RJFM Davao (DXDJ)

Davao City; Philippines;
- Broadcast area: Metro Davao and surrounding areas
- Frequency: 100.3 MHz
- Branding: 100.3 RJFM

Programming
- Language: English
- Format: Adult Hits
- Affiliations: BBC World Service; Voice of America;

Ownership
- Owner: Rajah Broadcasting Network; (Free Air Broadcasting Network, Inc.);

History
- First air date: 1987
- Former names: RJFM (1987–1996); Boss Radio (1996–1999); The Hive (1999–2003); Oldies Radio (2003–2008); Hit Radio (2008–2009);
- Call sign meaning: Don Fernando Jacinto, Ramon Jacinto's father

Technical information
- Licensing authority: NTC
- Power: 20,000 watts
- ERP: 25,000 watts

= DXDJ =

Radio station in Davao City, Philippines

DXDJ (100.3 FM) is a relay station of RJFM Manila, owned and operated by Rajah Broadcasting Network through its licensee Free Air Broadcasting Network, Inc. The station's relay transmitter is located at Broadcast Avenue, Shrine Hills, Matina, Davao City.

==History==
The station was established by Rajah Broadcasting Network in 1987 as RJFM. At that time, it aired an album rock format. In 1996, it changed its name to Boss Radio. In the middle of 2003, UMBN took over the station's operations and rebranded the station as 100.3 Oldies Radio with an oldies format, ranging from the 50s, 60s & some 70s.

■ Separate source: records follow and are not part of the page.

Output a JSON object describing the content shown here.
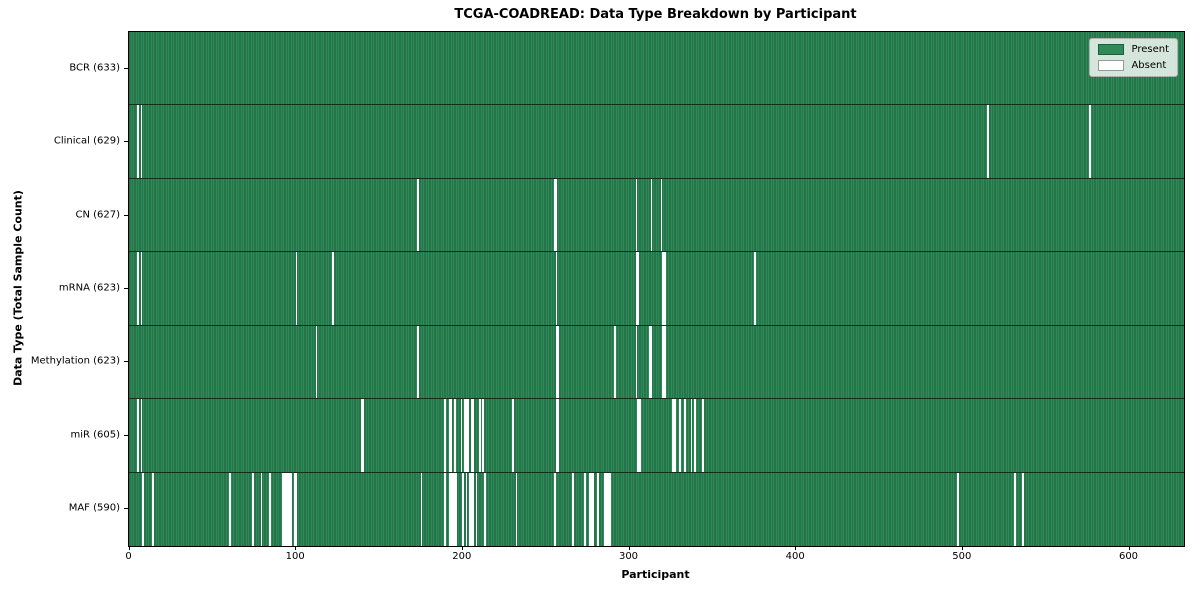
{
  "chart_data": {
    "type": "heatmap",
    "title": "TCGA-COADREAD: Data Type Breakdown by Participant",
    "xlabel": "Participant",
    "ylabel": "Data Type (Total Sample Count)",
    "x_range": [
      0,
      633
    ],
    "x_ticks": [
      0,
      100,
      200,
      300,
      400,
      500,
      600
    ],
    "n_participants": 633,
    "grid": false,
    "legend_position": "upper right",
    "legend": {
      "present": "Present",
      "absent": "Absent"
    },
    "colors": {
      "present": "#2e8b57",
      "present_edge": "#1f5f3e",
      "absent": "#ffffff",
      "legend_bg": "#ececec",
      "spine": "#000000"
    },
    "rows": [
      {
        "label": "BCR (633)",
        "data_type": "BCR",
        "total_samples": 633,
        "absent_participants": []
      },
      {
        "label": "Clinical (629)",
        "data_type": "Clinical",
        "total_samples": 629,
        "absent_participants": [
          5,
          7,
          515,
          576
        ]
      },
      {
        "label": "CN (627)",
        "data_type": "CN",
        "total_samples": 627,
        "absent_participants": [
          173,
          255,
          256,
          304,
          313,
          319
        ]
      },
      {
        "label": "mRNA (623)",
        "data_type": "mRNA",
        "total_samples": 623,
        "absent_participants": [
          5,
          7,
          100,
          122,
          256,
          304,
          305,
          320,
          321,
          375
        ]
      },
      {
        "label": "Methylation (623)",
        "data_type": "Methylation",
        "total_samples": 623,
        "absent_participants": [
          112,
          173,
          256,
          257,
          291,
          304,
          312,
          313,
          320,
          321
        ]
      },
      {
        "label": "miR (605)",
        "data_type": "miR",
        "total_samples": 605,
        "absent_participants": [
          5,
          7,
          139,
          140,
          189,
          192,
          193,
          195,
          199,
          201,
          202,
          203,
          205,
          206,
          210,
          212,
          230,
          256,
          257,
          305,
          306,
          326,
          327,
          330,
          333,
          337,
          339,
          344
        ]
      },
      {
        "label": "MAF (590)",
        "data_type": "MAF",
        "total_samples": 590,
        "absent_participants": [
          8,
          14,
          60,
          74,
          79,
          84,
          92,
          93,
          94,
          95,
          96,
          97,
          99,
          100,
          175,
          189,
          192,
          193,
          194,
          195,
          196,
          200,
          202,
          204,
          205,
          206,
          208,
          213,
          232,
          255,
          266,
          273,
          276,
          277,
          278,
          281,
          285,
          286,
          287,
          288,
          497,
          531,
          536
        ]
      }
    ]
  }
}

In 2008, it rebranded as Hit Radio and adjusted its music timeline, removing the 50s and adding more 70s & 80s to its playlist. In February 2009, as UMBN's blocktime agreement with the station expired, it became a relay station of Manila-based DZRJ-FM, known as RJFM. Meanwhile, UMBN transferred its operations to ACWS-UBN's DXKR-FM, which became 95.5 Hit Radio (now Retro 95.5).